Kesepakatan Amerika Serikat (AS) dengan China dalam melakukan 'gencatan senjata' membuat kekhawatiran akan gonjang-ganjing perekonomian global mulai mereda. Meski begitu, Indonesia tetap harus waspada di tengah kondisi tersebut.

Pengamat pasar uang, Ibrahim Assuaibi, mengingatkan walaupun ada sedikit ketenangan di pasar akibat 'gencatan senjata' selama 90 hari ini, belum tentu pergolakan ekonomi global seketika sirna. Para investor pun terpantau kini memasang mode 'was-was'.

"Bagi pasar itu masih waswas juga. Selama 90 hari tidak diterapkan biaya impor, tapi setelah 90 hari akan diterapkan biaya impor, yaitu impor Tiongkok ke Amerika 30%, impor Amerika ke Tiongkok 10%. Artinya apa, masih akan ada perang dagang," kata Ibrahim, kepada detikcom, Selasa (13/5/2025).

SCROLL TO CONTINUE WITH CONTENT

Di sisi lain, Ibrahim menilai, aksi 'gencatan senjata' ini menjadi salah satu faktor yang menyebabkan harga emas mulai melandai. Pergolakan juga semakin mereda ditambah dengan penurunan tensi geopolitik antara Israel dengan Palestina. Nilai dolar terhadap mata uang negara lainnya juga diperkirakan akan mengalami penguatan.

"Ini yang sedikit membuat kegaduhan geopolitik, kemudian kegaduhan perang dagang, ini sedikit landai. Ini yang membuat harga emas itu turun. Kemudian di sisi lain pun juga kebijakan bank sentral Amerika kemungkinan besar akan membahas tentang penurunan suku bunga bulan Juli," ujarnya.

Meski demikian, Ibrahim meyakini bahwa kondisi penurunan harga emas sendiri tidak akan berlangsung lama dan emas akan kembali bangkit. Salah satu pendorongnya, konflik Rusia-Ukraina masih terus berjalan.

Sementara itu, Ekonom sekaligus Direktur Eksekutif Center of Economic and Law Studies (CELIOS) Bhima Yudhistira juga mengingatkan, dampak rendahnya tarif China dibandingkan Indonesia ke pasar AS akan menurunkan daya saing ekspor Indonesia.

"Produk asal Indonesia seperti tekstil, alas kaki dan pakaian jadi bisa direbut oleh China. Sementara Indonesia hanya diuntungkan dari sisi permintaan bahan baku mentah dan barang setengah jadi," kata Bhima, dihubungi terpisah.

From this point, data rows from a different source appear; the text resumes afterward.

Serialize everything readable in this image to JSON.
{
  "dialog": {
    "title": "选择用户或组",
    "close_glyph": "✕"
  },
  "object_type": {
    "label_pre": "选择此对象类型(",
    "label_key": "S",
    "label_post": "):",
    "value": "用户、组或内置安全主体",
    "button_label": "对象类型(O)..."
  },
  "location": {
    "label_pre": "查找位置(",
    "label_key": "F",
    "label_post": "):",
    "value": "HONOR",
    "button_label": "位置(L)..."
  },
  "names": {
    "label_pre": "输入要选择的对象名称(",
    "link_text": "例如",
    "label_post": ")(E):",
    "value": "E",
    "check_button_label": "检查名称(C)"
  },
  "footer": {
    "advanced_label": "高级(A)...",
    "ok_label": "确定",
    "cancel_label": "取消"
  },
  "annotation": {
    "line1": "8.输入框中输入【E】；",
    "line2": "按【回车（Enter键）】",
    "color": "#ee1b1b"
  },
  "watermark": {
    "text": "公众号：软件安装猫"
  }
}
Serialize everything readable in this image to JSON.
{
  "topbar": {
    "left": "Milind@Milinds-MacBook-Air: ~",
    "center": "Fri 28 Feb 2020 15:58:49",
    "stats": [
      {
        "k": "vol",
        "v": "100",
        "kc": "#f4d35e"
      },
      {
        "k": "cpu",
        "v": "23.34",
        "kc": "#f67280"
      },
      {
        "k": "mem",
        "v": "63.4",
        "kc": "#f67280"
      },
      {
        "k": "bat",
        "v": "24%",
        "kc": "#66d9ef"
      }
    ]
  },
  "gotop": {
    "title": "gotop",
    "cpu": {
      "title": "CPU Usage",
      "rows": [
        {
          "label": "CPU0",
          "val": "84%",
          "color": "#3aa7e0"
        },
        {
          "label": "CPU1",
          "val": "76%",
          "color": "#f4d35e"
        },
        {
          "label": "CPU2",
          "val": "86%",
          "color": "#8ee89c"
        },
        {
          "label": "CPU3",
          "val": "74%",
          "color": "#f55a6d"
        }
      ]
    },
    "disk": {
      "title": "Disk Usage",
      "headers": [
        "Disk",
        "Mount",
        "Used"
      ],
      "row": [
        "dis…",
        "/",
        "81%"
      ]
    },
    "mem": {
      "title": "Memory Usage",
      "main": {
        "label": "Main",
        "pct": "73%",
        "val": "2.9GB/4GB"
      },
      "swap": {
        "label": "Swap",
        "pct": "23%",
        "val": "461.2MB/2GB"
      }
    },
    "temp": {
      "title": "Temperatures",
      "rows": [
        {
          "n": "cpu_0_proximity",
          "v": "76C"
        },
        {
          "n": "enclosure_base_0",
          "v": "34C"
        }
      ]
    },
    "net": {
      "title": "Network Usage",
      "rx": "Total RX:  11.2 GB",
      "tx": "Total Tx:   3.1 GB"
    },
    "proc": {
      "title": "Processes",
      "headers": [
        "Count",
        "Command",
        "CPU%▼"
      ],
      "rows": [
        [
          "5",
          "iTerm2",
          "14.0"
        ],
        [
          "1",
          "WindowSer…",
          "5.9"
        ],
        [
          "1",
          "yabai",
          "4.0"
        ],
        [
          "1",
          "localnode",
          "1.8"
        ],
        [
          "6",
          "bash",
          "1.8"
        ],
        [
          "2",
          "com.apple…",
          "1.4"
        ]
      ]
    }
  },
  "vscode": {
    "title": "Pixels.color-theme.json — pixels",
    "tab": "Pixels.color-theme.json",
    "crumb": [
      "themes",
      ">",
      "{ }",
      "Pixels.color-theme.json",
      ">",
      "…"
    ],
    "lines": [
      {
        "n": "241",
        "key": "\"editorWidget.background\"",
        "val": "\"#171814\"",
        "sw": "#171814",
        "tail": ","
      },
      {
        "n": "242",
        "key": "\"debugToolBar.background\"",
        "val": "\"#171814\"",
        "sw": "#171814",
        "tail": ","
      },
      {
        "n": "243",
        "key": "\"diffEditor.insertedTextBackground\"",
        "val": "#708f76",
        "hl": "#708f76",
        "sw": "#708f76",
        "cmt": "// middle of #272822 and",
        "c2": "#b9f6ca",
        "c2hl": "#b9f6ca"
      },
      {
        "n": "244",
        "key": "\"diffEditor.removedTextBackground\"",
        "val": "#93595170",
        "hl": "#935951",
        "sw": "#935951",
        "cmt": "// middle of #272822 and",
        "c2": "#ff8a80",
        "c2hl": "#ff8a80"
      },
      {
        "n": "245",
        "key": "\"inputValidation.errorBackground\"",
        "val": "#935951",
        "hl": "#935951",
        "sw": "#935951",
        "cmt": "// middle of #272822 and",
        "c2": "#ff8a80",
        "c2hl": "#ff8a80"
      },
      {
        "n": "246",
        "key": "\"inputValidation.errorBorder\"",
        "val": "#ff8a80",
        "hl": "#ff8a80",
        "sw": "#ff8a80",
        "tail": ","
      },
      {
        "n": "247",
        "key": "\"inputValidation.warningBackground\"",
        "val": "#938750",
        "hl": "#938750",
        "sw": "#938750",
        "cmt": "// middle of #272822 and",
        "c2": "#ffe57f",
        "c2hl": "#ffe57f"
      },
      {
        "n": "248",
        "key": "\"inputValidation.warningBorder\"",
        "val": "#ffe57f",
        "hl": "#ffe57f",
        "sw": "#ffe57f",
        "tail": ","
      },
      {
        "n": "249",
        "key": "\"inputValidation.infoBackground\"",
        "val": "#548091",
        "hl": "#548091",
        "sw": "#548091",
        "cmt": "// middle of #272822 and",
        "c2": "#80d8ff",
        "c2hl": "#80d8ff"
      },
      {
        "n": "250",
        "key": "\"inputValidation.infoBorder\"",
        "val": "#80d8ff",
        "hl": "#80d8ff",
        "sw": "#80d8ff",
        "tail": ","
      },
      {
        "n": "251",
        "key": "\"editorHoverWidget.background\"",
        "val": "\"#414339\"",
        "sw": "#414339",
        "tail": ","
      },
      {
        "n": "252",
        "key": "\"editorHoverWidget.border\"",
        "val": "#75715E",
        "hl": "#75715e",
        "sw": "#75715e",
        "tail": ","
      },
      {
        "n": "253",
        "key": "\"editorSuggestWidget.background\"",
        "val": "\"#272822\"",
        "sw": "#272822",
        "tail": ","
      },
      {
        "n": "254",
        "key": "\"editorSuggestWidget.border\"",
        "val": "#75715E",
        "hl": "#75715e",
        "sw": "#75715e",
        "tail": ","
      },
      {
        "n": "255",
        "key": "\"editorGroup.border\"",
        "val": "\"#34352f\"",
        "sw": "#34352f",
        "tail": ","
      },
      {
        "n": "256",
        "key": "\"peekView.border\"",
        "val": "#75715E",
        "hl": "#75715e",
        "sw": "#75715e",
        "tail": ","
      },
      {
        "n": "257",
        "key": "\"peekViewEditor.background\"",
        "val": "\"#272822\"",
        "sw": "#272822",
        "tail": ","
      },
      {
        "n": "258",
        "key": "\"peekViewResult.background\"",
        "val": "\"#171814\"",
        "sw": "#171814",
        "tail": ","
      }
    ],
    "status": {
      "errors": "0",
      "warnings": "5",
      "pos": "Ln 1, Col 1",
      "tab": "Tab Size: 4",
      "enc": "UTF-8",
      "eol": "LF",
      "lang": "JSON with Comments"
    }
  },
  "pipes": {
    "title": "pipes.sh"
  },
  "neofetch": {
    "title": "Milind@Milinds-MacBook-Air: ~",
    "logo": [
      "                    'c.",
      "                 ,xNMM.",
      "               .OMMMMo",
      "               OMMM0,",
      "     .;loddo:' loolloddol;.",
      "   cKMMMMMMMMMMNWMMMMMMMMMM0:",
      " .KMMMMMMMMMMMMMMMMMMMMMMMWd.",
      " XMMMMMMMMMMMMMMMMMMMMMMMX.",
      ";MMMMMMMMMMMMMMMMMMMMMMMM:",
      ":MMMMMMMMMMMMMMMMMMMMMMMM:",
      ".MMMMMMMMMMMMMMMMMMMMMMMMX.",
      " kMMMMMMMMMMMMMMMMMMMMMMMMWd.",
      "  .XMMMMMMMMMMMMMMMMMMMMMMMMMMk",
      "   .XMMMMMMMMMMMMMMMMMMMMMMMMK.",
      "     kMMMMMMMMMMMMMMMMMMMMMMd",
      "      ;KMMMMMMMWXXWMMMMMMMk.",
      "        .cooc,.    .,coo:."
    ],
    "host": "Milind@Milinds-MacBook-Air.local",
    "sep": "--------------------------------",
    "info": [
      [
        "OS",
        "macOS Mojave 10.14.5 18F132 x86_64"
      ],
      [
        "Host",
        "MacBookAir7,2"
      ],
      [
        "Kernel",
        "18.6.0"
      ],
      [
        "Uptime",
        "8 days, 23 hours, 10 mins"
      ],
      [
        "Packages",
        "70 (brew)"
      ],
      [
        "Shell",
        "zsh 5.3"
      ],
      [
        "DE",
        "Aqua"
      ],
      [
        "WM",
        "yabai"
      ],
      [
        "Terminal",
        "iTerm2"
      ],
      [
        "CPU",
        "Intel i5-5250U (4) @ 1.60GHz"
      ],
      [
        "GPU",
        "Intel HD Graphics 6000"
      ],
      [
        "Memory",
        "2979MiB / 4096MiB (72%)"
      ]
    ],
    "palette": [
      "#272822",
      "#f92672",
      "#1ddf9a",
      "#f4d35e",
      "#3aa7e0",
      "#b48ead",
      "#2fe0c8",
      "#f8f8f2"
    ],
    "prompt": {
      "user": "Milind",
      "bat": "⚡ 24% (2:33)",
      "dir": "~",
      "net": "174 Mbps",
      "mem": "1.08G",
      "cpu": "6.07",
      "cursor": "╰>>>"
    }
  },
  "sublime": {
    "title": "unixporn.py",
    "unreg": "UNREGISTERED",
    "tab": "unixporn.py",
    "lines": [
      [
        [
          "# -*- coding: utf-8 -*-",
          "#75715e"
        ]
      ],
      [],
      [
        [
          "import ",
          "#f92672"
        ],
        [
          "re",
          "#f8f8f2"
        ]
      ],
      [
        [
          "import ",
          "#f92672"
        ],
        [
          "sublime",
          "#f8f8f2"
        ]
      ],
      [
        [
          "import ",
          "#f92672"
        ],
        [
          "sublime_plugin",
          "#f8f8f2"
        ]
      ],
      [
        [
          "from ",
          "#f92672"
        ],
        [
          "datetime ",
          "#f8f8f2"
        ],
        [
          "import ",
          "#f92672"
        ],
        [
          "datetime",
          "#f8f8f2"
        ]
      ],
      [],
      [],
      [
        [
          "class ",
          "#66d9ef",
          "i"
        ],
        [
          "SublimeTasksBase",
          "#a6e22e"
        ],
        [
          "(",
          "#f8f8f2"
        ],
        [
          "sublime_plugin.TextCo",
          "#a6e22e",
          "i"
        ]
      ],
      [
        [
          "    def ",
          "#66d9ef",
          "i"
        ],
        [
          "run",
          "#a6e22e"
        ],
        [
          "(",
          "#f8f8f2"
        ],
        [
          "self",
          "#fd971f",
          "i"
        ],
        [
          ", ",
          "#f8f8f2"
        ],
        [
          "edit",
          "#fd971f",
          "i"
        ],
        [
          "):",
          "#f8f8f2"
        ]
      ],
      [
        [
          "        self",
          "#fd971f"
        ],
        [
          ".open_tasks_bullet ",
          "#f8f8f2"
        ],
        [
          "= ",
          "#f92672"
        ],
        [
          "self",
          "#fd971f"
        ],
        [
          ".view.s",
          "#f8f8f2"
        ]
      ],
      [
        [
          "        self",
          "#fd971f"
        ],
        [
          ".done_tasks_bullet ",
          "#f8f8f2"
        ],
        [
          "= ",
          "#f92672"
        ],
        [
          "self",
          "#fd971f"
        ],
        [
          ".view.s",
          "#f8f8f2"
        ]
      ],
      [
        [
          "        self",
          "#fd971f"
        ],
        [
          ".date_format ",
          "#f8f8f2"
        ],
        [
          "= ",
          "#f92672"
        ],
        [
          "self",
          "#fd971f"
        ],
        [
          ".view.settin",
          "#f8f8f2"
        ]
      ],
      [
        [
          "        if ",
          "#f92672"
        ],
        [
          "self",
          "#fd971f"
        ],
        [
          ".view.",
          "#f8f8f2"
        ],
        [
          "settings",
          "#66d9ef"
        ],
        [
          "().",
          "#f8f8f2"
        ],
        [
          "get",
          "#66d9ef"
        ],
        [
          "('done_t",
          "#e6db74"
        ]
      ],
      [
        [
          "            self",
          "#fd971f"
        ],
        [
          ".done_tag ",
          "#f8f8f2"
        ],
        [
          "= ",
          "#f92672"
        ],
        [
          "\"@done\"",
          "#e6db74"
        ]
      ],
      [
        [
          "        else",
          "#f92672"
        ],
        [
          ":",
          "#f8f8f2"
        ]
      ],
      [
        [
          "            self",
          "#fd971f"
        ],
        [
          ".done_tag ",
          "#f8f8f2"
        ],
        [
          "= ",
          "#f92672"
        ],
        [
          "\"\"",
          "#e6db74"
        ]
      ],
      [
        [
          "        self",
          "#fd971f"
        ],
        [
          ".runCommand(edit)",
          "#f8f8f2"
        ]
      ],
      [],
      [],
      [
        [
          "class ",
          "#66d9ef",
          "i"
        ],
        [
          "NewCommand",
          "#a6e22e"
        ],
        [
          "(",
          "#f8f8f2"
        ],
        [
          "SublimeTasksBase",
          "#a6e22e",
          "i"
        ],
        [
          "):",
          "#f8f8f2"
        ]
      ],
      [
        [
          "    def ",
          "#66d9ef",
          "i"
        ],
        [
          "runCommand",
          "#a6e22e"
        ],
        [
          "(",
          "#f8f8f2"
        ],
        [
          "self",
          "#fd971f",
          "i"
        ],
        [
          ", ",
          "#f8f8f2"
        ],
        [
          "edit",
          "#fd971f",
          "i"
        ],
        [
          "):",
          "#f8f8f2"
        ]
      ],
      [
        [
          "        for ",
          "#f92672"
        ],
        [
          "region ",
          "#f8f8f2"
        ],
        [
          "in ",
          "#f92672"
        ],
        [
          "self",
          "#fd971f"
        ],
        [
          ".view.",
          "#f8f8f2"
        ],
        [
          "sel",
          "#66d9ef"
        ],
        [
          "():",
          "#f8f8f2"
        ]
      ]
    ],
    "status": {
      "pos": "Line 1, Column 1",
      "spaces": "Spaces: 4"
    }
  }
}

Sedangkan untuk dampak terhadap kemungkinan PHK di sektor padat karya, ini akan bergantung seberapa kecil tarif yang akan dibebankan ke Indonesia. Menurut Bhima, jika tarif ekspor China ke AS lebih rendah, yang terjadi adalah relokasi industri dari Indonesia kembali ke China.

"Investasi dari AS dan negara Eropa justru masif ke China dibanding negara alternatif lainnya termasuk ke Indonesia. Realisasi investasi Indonesia makin tertekan setelah Q1 2025 PMTB tercatat kontraksi -7,4% (q-to-q) dibanding kuartal sebelumnya," ujarnya.

Di samping itu, menurutnya, Indonesia juga harus lebih agresif melobi AS dengan gunakan pembaruan IUPK Freeport, serta relaksasi ekspor bijih konsentrat tembaga yang sedang dinikmati Freeport. Isu Laut China Selatan sebaiknya masuk ke meja negosiasi juga untuk tekan posisi AS agar berikan tarif lebih rendah dari China.

"Sejauh ini ada kekhawatiran tarif Indonesia tetap lebih tinggi dari China yang sebesar 30%. Tetap perlu diwaspadai masuknya barang impor asal China, Vietnam dan Kamboja ke Indonesia dalam masa jeda negosiasi. Pemicu PHK padat karya Indonesia bisa lebih disebabkan persaingan barang impor dibandingkan sulitnya ekspor ke pasar AS," kata dia.